Which type of ADL assistance will the nurse plan for a client with long-standing pulmonary problems who has Class IV dyspnea? a. Dyspnea is minimal and no assistance is required. b. The client is severely dyspneic at rest and cannot participate in any self-care. c. The client may complete ADLs without assistance but requires rest periods during performance. d. The client is severely dyspneic with activity and requires assistance for bathing and dressing.

d. The client is severely dyspneic with activity and requires assistance for bathing and dressing. Class IV dyspnea occurs during usual activities, such as showering and dressing, and requires assistance from others. Dyspnea is usually not present at rest, but is with minimal exertion.

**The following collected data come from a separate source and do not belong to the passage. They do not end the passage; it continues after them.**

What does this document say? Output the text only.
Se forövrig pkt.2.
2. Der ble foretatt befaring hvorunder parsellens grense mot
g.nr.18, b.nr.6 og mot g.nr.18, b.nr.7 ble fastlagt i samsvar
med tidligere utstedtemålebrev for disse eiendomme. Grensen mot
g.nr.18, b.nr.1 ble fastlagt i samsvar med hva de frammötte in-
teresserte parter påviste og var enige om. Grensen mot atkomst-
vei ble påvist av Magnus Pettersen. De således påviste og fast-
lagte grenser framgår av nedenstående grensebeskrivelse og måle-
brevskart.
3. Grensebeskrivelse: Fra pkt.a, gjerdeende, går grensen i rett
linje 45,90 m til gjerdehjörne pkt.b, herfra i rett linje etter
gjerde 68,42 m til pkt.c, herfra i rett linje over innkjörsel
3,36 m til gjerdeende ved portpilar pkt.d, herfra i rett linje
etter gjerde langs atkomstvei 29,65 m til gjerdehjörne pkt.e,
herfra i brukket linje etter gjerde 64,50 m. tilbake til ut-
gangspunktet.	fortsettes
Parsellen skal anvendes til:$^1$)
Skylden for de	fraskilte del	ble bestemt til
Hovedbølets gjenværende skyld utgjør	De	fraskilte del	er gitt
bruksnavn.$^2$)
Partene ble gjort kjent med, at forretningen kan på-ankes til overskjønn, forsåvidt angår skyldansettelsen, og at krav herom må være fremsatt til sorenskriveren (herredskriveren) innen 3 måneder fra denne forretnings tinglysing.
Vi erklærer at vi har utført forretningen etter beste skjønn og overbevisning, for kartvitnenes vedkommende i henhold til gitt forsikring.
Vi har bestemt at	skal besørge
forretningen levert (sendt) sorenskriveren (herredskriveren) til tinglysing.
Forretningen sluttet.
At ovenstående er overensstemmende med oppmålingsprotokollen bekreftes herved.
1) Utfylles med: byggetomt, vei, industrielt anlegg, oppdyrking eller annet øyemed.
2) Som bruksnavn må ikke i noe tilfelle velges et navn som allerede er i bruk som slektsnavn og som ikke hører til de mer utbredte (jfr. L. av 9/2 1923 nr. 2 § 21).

Which action is most important to teach a client living with progressing idiopathic pulmonary fibrosis? a. Maintaining an oral fluid intake of at least 2 L daily b. Taking oral temperature daily c. Using oxygen by nasal cannula whenever dyspnea is present d. Using energy conservation measures

d. Using energy conservation measures

A nurse is caring for a patient who is scheduled to undergo a thoracentesis. Which intervention would the nurse complete prior to the procedure? a. Measure oxygen saturation before and after a 12-minute walk b. Explain the procedure in detail to the patient and the family c. Verify that the patient understands all possible complications d. Validate that informed consent has been given by the patient

d. Validate that informed consent has been given by the patient A thoracentesis is an invasive procedure with many potentially serious complications.

A nurse assesses a patient who is 6 hours post-surgery for a nasal fracture and has nasal packing in place. The nurse would take all of the following actions, except: a. Assess for signs of bleeding b. Ask the patient to open his or her mouth c. Observe for clear drainage d. Watch the patient for frequent swallowing e. Administer a nasal steroid to decrease edema

e. Administer a nasal steroid to decrease edema A nasal steroid would increase the risk for infection. The nurse should observe for clear drainage because of the risk for cerebrospinal fluid leakage. The nurse should assess for signs of bleeding by asking the client to open his or her mouth and observing the back of the throat for bleeding. The nurse should also note whether the client is swallowing frequently because this could indicate postnasal bleeding.